The dangers of Cortana Analytics and poor data
Microsoft has recently introduced Cortana Analytics — an Azure-based service that allow users to perform predictive analysis through natural language, by just asking a question either via text, or by speech. While I believe Cortana Analytics to be amazing and I look forward not only to use it, but to implement it to our customers, I am concerned on the dangers imposed in relying on this technology. And no, Microsoft is not the one at fault this time. It is the users who I am worried about.
So what is Cortana Analytics? Cortana Analytics is the next step in natural language query for Microsoft Power BI. Currently in Power BI, users can write a question in the Power BI search box, and the system will automatically generate the most appropriate report to answer that question. The following is an example of a question I asked Power BI against the Retail Analysis sample data set:
In simple terms, this Q&A feature of Power BI means that users no longer need to design reports or ask for reports to be designed. They can simply ask the question they want, fine-tune the output to suit their needs (e.g. show a map rather than horizontal bars), and then save the query themselves to be used later, or to share it with their peers. This is great news not only to users, but also to BI/DW specialists who do not need to be fidgeting with report design anymore and can focus their efforts in data modeling instead.
So what does Cortana Analytics adds to the mix? First, it allow users to ask questions straight from the Windows 10 desktop using Cortana. Searches can be performed not only through typing, but also through speech. Second and most importantly, Cortana Analytics allow users to perform predictive analysis, and ask forward-looking questions like what customers are most likely to churn in the next quarter or what is the expected waiting time for patients during the holidays.
The problem with this scenario is that users might ask questions which the analytics engine is not able to answer correctly, and by no means due to a fault on the product, but due to a poor data set. Let me elaborate.
Suppose that we have a data set (picture it as an Excel sheet) from a clinical trial containing sick and healthy patients. In this sheet we have 30 variables (i.e. columns) containing details such as age, gender, blood pressure, and so forth. The last column is a TRUE/FALSE (i.e. binary) column that determines whether the patient is sick (TRUE) or not (FALSE). Now let’s suppose that we want to find out which one of the 29 columns in this data set can influence the outcome of the 30th column. In other words, which variables determine whether a person can get sick or not.

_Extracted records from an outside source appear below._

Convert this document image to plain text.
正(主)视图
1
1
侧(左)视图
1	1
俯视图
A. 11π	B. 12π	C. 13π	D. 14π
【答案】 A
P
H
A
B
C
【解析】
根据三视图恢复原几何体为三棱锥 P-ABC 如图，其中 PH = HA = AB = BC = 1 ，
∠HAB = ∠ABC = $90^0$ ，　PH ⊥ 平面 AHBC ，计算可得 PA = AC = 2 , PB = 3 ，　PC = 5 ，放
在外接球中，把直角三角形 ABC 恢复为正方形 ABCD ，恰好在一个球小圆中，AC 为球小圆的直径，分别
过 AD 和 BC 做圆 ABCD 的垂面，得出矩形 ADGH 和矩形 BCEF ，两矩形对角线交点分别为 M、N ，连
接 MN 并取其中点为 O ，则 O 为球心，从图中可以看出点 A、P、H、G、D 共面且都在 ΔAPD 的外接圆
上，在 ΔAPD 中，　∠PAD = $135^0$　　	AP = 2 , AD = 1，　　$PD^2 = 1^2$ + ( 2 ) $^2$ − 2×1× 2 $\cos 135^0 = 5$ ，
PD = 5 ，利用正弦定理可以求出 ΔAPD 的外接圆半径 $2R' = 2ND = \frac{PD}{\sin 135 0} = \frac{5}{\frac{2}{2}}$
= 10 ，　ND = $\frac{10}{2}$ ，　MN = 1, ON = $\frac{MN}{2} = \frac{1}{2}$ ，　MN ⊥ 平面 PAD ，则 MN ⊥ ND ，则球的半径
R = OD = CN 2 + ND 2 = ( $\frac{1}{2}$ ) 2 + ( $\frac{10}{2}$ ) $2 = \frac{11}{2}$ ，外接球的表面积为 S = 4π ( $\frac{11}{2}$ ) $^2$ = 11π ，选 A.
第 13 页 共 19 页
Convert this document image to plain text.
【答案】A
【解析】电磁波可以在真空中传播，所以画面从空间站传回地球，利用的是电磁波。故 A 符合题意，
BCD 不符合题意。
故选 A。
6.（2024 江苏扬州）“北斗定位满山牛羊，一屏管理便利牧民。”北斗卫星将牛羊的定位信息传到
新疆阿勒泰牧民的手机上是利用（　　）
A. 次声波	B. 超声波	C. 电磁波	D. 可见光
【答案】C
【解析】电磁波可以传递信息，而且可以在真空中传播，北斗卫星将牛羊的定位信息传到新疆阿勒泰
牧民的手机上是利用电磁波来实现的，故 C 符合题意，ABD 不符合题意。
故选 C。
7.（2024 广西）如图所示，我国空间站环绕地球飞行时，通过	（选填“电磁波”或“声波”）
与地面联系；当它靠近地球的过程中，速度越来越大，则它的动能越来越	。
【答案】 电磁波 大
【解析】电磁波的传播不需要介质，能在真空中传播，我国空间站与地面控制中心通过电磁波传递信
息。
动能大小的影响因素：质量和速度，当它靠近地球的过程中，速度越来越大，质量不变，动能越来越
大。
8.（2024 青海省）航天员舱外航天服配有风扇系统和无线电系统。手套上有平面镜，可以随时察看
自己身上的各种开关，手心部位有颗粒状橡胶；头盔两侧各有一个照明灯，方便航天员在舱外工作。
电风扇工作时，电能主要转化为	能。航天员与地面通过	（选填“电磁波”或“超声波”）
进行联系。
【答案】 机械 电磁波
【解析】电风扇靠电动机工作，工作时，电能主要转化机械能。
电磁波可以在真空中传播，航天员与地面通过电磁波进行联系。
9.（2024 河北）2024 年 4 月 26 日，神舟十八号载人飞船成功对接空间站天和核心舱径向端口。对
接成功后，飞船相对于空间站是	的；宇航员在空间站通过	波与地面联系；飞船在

For the example above, we would normally conduct prescriptive techniques such as regression analysis or decision trees in order to answer our question. With Cortana Analytics this is no different. Cortana will forward this question to a system that is apt to answer this question (i.e. Azure Machine Learning) in order to obtain the answer.
Now here is the problem. Let’s suppose that we run a regression analysis against the clinical trial example given above. If we have thousands or even hundreds of thousands of observations (i.e. rows) in this data set, then it is likely that we will be able to get a regression model that tell us with a acceptable degree of confidence which variables are most likely to make someone sick. Now if we have fewer observations (say, less than 100), then it is likely that the regression model will provide no concrete results. This is not a limitation of a vendor or its product. It is a fundamental fact of statistical analysis. And even if Cortana hides all the technicalities of such analysis under the hood, it does not mean that such technicalities are no longer relevant.
There are also other factors that can negatively affect the outcome of an analytical model. For example when dealing with numbers, the system must know which variables are discrete and which are continuous, as well was their measurement scale (i.e. interval or ratio). Also variables that have an ordinal value such as cold, warm and hot must be identified accordingly.
So the point is that if the data set is not appropriately defined, and if it does not contain enough observations, any sort of predictive or prescriptive analysis is likely to provide a poor model that is not meant to be trusted. Now imagine Cortana Analytics on the hands of a decision maker who has no idea about those issues, and is attempting to execute an analysis against an ill-suited data set. A recipe for certain disaster.
Now there are some people out there who thinks that with Cortana Analytics there is no need for data scientists. Now I urge those people to reconsider based on what I have outlined in this post. Thinking that Cortana Analytics is a replacement for data scientists is like thinking that auto-pilot is a replacement for an airplane flight crew.
This is the classic case of garbage in, garbage out. Now imagine when users do not have the training to identify what is garbage and what is not.